To test the correctness of the statement which has been made that the leather covers of books in libraries are injured by the combustion products of coal-gas, Professor Wolcott Gibbs has examined the books in different libraries, in some of which gas is burned, in others not; and his conclusion is that the effects supposed to be attributable to the burned gas are in reality due to other causes. The trouble is more probably in the tanning of the leather than in the action of the gas; the older kinds of leather used by binders being of poor quality and badly tanned.

In 1871 a vessel laden with Italian marble was wrecked off Long Island. Specimens of this marble, presenting certain very interesting appearances, having been presented to the Peabody Museum of Yale College, they are described in the "American Journal of Science" by Professor Verrill. The exposed portions of the slabs are, he says, thoroughly penetrated to the depth of one or two inches by the crooked and irregular borings or galleries of the sponge Cliona sulphurea (V.), so as to reduce it to a complete honeycomb, readily crumbled by the fingers. Beyond these borings the marble is perfectly sound and unaltered. Professor Verrill has long been familiar with the fact that this sponge can destroy the shells of oysters, mussels, etc., but this is the first instance he has noticed of its attacking marble or limestone, for calcareous rocks do not occur along the portions of our coast inhabited by it. Its ability to rapidly destroy such rocks might have a practical bearing in case of submarine structures of limestone or similar material.

"Blasting gelatine," a new explosive agent, is formed by dissolving collodion cotton in nitro-glycerine in the proportion of 10 per cent, of the former to 90 per cent, of the latter.
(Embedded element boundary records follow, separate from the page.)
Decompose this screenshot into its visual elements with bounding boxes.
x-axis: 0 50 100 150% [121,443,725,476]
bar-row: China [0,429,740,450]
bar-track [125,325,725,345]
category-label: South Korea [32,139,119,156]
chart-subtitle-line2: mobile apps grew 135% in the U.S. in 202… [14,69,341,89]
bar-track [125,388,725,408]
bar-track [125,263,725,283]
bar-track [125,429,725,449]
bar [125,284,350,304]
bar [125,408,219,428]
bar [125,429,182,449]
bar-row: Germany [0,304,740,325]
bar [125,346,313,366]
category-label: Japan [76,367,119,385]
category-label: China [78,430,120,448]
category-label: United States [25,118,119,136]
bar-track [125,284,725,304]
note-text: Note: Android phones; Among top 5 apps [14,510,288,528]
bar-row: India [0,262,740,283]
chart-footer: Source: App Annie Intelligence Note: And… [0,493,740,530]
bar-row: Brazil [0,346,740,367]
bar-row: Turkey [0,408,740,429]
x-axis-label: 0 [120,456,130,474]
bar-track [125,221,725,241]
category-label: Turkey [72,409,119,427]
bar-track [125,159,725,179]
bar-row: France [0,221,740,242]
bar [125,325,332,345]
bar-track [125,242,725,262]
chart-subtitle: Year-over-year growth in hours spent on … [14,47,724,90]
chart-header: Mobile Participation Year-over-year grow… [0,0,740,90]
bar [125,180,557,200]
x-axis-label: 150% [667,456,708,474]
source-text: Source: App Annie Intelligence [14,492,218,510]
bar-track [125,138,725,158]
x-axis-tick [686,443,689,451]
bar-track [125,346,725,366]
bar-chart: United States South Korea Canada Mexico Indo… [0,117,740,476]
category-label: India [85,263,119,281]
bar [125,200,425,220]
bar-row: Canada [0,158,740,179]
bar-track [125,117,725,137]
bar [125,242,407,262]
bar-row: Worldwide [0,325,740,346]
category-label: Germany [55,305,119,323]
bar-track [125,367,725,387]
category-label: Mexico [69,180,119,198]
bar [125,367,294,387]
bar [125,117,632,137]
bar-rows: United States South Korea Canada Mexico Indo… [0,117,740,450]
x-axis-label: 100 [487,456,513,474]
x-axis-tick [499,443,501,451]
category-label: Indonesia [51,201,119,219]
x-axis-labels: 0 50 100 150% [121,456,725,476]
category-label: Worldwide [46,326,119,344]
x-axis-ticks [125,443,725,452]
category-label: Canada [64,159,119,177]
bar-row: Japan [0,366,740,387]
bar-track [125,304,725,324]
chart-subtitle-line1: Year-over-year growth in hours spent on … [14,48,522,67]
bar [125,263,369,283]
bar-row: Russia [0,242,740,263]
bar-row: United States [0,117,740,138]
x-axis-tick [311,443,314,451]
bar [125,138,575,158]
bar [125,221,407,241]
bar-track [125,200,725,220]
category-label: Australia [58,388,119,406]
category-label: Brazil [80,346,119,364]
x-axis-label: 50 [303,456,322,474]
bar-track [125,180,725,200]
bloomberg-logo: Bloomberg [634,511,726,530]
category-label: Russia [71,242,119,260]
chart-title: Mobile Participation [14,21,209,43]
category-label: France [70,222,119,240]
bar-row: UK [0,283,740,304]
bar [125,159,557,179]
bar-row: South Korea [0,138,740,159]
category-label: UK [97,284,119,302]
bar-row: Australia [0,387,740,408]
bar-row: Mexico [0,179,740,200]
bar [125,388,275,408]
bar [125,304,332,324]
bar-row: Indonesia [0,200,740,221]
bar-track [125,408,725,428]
The product is a gelatinous, elastic, transparent, pale-yellow substance, having the density of 1·6 and the consistence of a stiff jelly. "It is in itself," says the "Engineering and Mining Journal," "much less easily affected than Kieselguhr dynamite, but it may be made far more insensible to mechanical impulse by an admixture of 4 to 10 per cent, of camphor. Experiments prove that the new explosive possesses weight for weight 25 per cent., and bulk for bulk 40 per cent., more explosive power than ordinary dynamite."

Professor Emerson Reynolds proposes this simple test of the purity of water: Put into a perfectly clean bottle of white glass one half litre of water, and a piece of loaf-sugar the size of a pea. Then set it on a sheet of white paper in a window exposed to the sun's rays for eight or ten days. If the water is then turbid it contains foreign substances, impurities, probably sewage.

The Marquis of Tweeddale (Hay), Fellow of the London Royal Society and President of the Zoölogical Society, who died last December, at the age of fifty-five years, was a distinguished ornithologist, being one of the best authorities on the birds of India and the Eastern Archipelago. He was a voluminous contributor to the "Ibis," the "Proceedings" and the "Transactions" of the Zoölogical Society, the "Annals of Natural History," and other scientific periodicals.

Sixty years ago a farmer in Monmouth County, New Jersey, planted with locust-trees several acres of untillable land; the result of that planting, as related in the "Gardener's Monthly," is a good lesson in rural economy. Years ago the trees first set out were cut down, but the second growth quickly covered the ground, and last year this second growth was cut. This timber was worked into farm-fence posts, garden fence posts, and fence-stakes, the whole worth about $2,000—the cost of cutting being offset by the fuel value of the tops which were unfit for other uses. One grove thirty-seven hundredths of an acre in area yielded 1,400 "five-hole posts," 150 garden fence posts, and 200 fence-stakes: at this rate the product of an acre would be about $3,000.

James McNab, Curator of the Botanic Garden at Edinburgh, died in November, aged sixty-eight years. His predecessor in the curatorship was his father, from whom McNab received a thorough botanical training. Deceased was a frequent contributor to horticultural and scientific periodicals.

Colonel P. W. Norris lately exhibited at Detroit the head and antlers of a huge animal killed in the Yellowstone National Park. The antlers are webbed, and the animal to which they belong is believed to have been a cross between the elk and the moose.